Sounds pretty nice, right? But why should retailers and property owners care? RetailWire explains that “We are shaped and defined by our third place, whether it’s a pub, a local store, or what has become the world’s most popular third place, Starbucks.” Of that ubiquitous retailer, Forbes states “The chain has inserted itself into the American urban landscape more quickly and craftily than any retail company in history, and has forever changed the way Western companies market themselves to consumers.” Trendwatching.com, which tracks global consumer trends, explains that retailers who have successfully put this idea to use are “accommodating consumers outside of the home and office, becoming a relevant and useful part of their daily lives offering them surprise, discovery, empathy, transformation.”
When retailers become a third place they increase their brand awareness in the public space; when developers and property owners actively shape their properties into third places, they attract successful tenants and in turn, consumers. Shopping centers that have a carefully curated tenant mix that provides for the full range of consumer needs like convenience, service and experience do well, but when combined with pleasing architectural design, thoughtfully landscaped outdoor space and easy access for both pedestrian and vehicular traffic, they become a third place. Fast Company explains, “Vital third places contain the physical elements—seating, landscape, a connection to surrounding retail and other public activities—that make people feel welcome and comfortable. Spaces that are visible and easy to get to, stay in, or move through are ideal third-place territory, especially when located near public transit and other civic destinations.”
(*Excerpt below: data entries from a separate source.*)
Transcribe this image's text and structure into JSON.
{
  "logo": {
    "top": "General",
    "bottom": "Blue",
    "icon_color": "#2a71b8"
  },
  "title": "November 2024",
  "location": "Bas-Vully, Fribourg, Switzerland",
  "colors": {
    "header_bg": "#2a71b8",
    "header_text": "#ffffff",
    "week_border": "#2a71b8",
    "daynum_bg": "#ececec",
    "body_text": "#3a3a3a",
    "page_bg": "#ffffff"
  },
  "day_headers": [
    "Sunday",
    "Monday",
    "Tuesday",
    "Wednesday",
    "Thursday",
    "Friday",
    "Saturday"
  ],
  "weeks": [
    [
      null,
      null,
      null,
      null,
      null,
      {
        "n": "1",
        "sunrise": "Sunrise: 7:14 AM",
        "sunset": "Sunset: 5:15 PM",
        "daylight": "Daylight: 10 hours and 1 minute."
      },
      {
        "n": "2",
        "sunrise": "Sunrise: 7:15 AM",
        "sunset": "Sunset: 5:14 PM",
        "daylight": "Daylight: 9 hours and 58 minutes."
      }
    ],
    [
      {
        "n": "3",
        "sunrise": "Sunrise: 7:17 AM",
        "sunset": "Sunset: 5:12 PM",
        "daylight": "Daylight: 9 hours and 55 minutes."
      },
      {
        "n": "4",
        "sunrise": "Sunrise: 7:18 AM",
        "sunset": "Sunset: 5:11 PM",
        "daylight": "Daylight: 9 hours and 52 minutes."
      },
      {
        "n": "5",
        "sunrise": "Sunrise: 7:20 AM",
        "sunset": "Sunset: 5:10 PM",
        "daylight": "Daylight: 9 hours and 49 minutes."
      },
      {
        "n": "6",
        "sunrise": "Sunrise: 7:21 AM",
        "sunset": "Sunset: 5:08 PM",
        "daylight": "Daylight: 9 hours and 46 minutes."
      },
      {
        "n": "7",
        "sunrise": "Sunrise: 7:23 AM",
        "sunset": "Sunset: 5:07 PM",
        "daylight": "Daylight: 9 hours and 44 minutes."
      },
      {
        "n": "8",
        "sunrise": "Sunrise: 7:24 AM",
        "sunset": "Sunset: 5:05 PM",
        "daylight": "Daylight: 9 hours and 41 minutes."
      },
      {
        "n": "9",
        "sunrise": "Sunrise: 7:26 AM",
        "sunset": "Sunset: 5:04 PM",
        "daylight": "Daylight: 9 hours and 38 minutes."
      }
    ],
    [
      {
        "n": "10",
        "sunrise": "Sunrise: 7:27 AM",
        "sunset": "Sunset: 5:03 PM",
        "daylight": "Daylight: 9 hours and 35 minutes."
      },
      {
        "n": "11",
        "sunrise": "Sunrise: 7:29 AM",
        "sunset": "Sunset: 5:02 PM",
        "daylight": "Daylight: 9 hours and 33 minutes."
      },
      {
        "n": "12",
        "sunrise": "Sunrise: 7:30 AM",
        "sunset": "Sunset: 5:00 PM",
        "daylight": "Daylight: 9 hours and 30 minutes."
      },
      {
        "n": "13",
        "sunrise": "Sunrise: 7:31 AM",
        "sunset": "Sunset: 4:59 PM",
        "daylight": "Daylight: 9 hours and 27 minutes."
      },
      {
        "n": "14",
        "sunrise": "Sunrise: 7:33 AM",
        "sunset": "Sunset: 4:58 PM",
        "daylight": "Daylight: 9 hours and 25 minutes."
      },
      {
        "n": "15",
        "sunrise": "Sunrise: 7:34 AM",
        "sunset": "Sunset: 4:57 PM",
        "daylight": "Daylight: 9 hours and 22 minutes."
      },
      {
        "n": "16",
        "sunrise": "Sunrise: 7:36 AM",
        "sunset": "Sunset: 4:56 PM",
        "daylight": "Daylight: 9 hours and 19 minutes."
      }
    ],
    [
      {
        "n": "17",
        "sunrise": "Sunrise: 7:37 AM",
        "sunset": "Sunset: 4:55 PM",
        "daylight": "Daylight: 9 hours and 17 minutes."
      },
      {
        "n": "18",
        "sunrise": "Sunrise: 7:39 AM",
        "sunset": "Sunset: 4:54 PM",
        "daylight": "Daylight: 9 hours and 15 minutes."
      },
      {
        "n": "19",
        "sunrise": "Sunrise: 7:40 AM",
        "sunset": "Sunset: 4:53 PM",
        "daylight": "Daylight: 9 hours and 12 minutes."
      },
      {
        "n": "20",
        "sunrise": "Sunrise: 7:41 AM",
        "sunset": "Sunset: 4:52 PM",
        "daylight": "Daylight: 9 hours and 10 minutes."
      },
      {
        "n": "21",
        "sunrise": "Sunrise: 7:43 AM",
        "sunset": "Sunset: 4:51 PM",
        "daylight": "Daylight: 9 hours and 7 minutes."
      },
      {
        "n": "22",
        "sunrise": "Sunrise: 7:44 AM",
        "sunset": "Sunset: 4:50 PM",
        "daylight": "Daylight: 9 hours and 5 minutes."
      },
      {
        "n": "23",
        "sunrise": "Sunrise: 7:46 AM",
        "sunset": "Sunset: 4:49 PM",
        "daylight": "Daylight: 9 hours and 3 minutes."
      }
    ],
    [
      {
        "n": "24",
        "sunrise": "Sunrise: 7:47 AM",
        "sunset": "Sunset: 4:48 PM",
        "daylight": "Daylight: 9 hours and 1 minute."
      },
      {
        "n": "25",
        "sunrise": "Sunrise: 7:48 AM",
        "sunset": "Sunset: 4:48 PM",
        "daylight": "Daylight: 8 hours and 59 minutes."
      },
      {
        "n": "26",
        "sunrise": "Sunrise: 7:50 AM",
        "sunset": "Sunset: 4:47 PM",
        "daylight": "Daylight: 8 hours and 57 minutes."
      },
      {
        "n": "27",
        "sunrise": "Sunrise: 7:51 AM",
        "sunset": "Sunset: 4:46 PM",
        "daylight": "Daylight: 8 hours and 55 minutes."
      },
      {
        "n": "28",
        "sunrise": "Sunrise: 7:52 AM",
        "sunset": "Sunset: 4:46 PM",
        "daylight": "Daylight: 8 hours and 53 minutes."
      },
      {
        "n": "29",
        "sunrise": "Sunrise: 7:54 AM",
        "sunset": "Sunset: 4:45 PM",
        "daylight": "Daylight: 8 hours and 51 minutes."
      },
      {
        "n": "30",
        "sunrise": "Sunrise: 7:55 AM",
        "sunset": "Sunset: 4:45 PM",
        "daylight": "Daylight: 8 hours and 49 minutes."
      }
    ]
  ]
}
The Shops at Park Lane is a great example of a center hitting all the marks. With a tenant roster that includes Nordstrom Rack, Old Navy, Ulta and Dick’s Sporting Goods along with Aveda, Whole Foods, Bowl & Barrel and plenty of restaurants like Bar Louie and Grimaldi’s, shoppers from all walks of life have reason to stop and stay a while. Close proximity to a DART station and plenty of onsite parking makes the center easily accessible and very walkable. The most recently opened addition that brings this center to third place territory is The Park, a green space with water fountains, seating, free Wi-Fi and charging stations nestled between a Flagship Starbucks and Zoe’s Kitchen. The Park plays host to public events like GrillFest and Fitness in the Park which offers free yoga and Pilates classes led by Studio 6 instructors. CBRE’s Amanda Gross, who leases the retail portions of the center says, “The Park has been a great addition to the Shops at Park Lane. This area has become the heartbeat of the project. People are using this space as a meeting point and also a place to hang out before or after shopping and eating.”
With the rise of trends like e-tailers opening brick and mortar locations and experiential retail, shopping is no longer about just getting in and getting out. Smart retailers and property owners are creating comfortable and attractive spaces with public amenities like Wi-Fi and charging stations that are giving consumers a reason to settle in for a while, make new friends and discover a new third place.